Seine Mutter und seine vier anderen Geschwister kamen zwei Jahre nach ihm nach Deutschland. Saeed erfuhr es erst drei Monate nach deren Ankunft über andere Eritreer, daß seine Mutter in Karlsruhe lebte. Zuvor hatten die beiden Geschwister in Berlin lange nichts von ihrer Familie gehört. Die Wiedersehensfreude war groß. So war ihm auch egal, daß weder sein Asylantrag noch der seiner Schwester anerkannt wurden. In Berlin wurde damals kaum jemand aus Eritrea als Flüchtling anerkannt.

„Meine Mutter wußte nicht, daß ich in Asmara, der Hauptstadt Eritreas, Flugblätter gegen das äthiopische Regime verteilt habe. Sie hat geweint, als sie das hörte“, erzählt Saeed, und zum ersten Mal weicht die Ruhe aus seinen Augen. Viele seien deswegen verhaftet und erschossen worden. Er wiederum wußte damals nicht, daß seine Mutter in der eritreischen Frauenbewegung aktiv war. Als sie verhaftet wurde, ahnte er etwas, aber in Eritrea hätten sie darüber nie gesprochen. „Zum Schluß haben wir zusammen geweint.“

Berlin gefällt ihm, trotzdem möchte er irgendwann mal zurück. „Letztes Jahr war ich in Kamerun, und ich fühlte mich unglaublich frei.“ Er war ein Schwarzer unter Schwarzen. „Es reicht, daß hier in Berlin einer unter hundert Leuten rassistisch ist. Es bleibt wie ein Fleck auf deiner Seele“, erzählt Saeed.

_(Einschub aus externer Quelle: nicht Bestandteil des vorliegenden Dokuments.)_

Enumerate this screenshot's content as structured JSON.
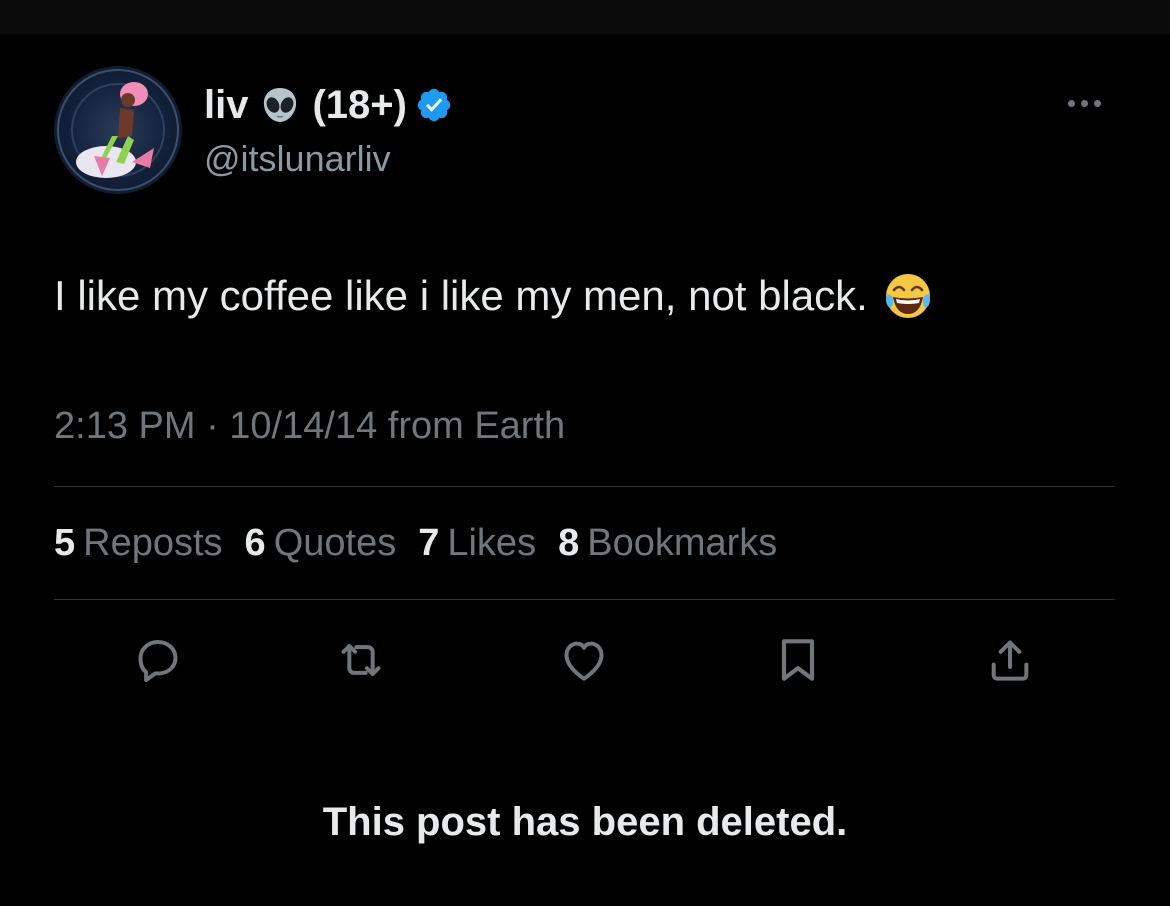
{
  "post": {
    "author": {
      "display_name": "liv",
      "name_suffix": "(18+)",
      "handle": "@itslunarliv",
      "verified": true
    },
    "text": "I like my coffee like i like my men, not black.",
    "timestamp": "2:13 PM · 10/14/14 from Earth",
    "stats": [
      {
        "value": "5",
        "label": "Reposts"
      },
      {
        "value": "6",
        "label": "Quotes"
      },
      {
        "value": "7",
        "label": "Likes"
      },
      {
        "value": "8",
        "label": "Bookmarks"
      }
    ],
    "actions": [
      "reply-icon",
      "repost-icon",
      "like-icon",
      "bookmark-icon",
      "share-icon"
    ],
    "notice": "This post has been deleted."
  },
  "colors": {
    "background": "#000000",
    "text_primary": "#e7e9ea",
    "text_secondary": "#71767b",
    "verified_blue": "#1d9bf0",
    "divider": "#2f3336"
  }
}
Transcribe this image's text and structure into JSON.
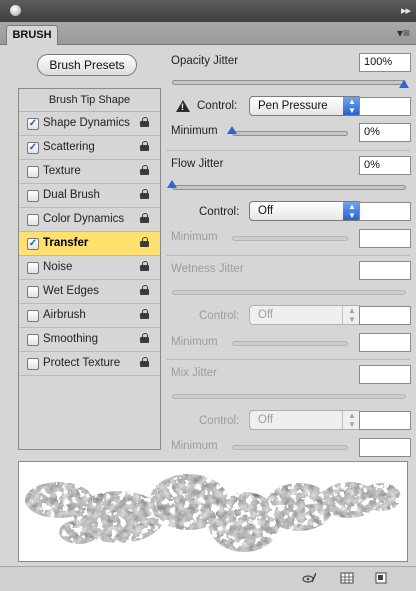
{
  "tab": {
    "label": "BRUSH"
  },
  "presets": {
    "label": "Brush Presets"
  },
  "left": {
    "header": "Brush Tip Shape",
    "items": [
      {
        "label": "Shape Dynamics",
        "checked": true,
        "selected": false
      },
      {
        "label": "Scattering",
        "checked": true,
        "selected": false
      },
      {
        "label": "Texture",
        "checked": false,
        "selected": false
      },
      {
        "label": "Dual Brush",
        "checked": false,
        "selected": false
      },
      {
        "label": "Color Dynamics",
        "checked": false,
        "selected": false
      },
      {
        "label": "Transfer",
        "checked": true,
        "selected": true
      },
      {
        "label": "Noise",
        "checked": false,
        "selected": false
      },
      {
        "label": "Wet Edges",
        "checked": false,
        "selected": false
      },
      {
        "label": "Airbrush",
        "checked": false,
        "selected": false
      },
      {
        "label": "Smoothing",
        "checked": false,
        "selected": false
      },
      {
        "label": "Protect Texture",
        "checked": false,
        "selected": false
      }
    ]
  },
  "opacity": {
    "label": "Opacity Jitter",
    "value": "100%",
    "jitter_fraction": 1.0,
    "control_label": "Control:",
    "control_value": "Pen Pressure",
    "min_label": "Minimum",
    "min_value": "0%",
    "min_fraction": 0.0
  },
  "flow": {
    "label": "Flow Jitter",
    "value": "0%",
    "jitter_fraction": 0.0,
    "control_label": "Control:",
    "control_value": "Off",
    "min_label": "Minimum"
  },
  "wetness": {
    "label": "Wetness Jitter",
    "control_label": "Control:",
    "control_value": "Off",
    "min_label": "Minimum"
  },
  "mix": {
    "label": "Mix Jitter",
    "control_label": "Control:",
    "control_value": "Off",
    "min_label": "Minimum"
  },
  "colors": {
    "accent": "#2a66d6",
    "selected_row": "#ffe170",
    "panel": "#d6d6d6"
  },
  "icons": [
    "warning-icon",
    "lock-icon",
    "eye-brush-icon",
    "grid-icon",
    "new-preset-icon"
  ]
}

Einmal war er in einer Bank, um Geld aus dem Automaten zu ziehen. Als er die EC-Karte aus seinem Portemonnaie holte, habe sich eine dabeistehende, ihm völlig fremde Frau empört: „Du hast mittlerweile Geld auf dem Konto. Das darf es doch gar nicht geben.“ Er zuckt mit den Schultern und sagt: „Was willst du dazu noch sagen?“

Dabei hatte er bisher Glück. Zusammengeschlagen wurde er noch nie. Aber seine Freunde. „Du bist immer vorsichtig in der U-Bahn. Ich gucke immer genau, wer im Wagen sitzt.“

Mit den Jugendlichen beim HipHop-Mobil hatte er noch nie Probleme. Er erklärt sich das mit ihrem Alter: „Sie sind verspielt, aufmüpfig und frech, manchmal auch anstrengend, wenn sie durcheinanderschreien. Aber sie sind nicht aggressiv.“

Yasmine und Anisa haben sich auf Stühle im Studio gesetzt. Gerade geht gar nichts mehr, denn das Keyboard funktioniert nicht. Ohne Gerät keine Musik. Saeed ist unter den Tisch verschwunden und überprüft die Anschlüsse. „Das ist eigentlich das Schlimmste: die technischen Probleme“, tönt es unter dem Tisch.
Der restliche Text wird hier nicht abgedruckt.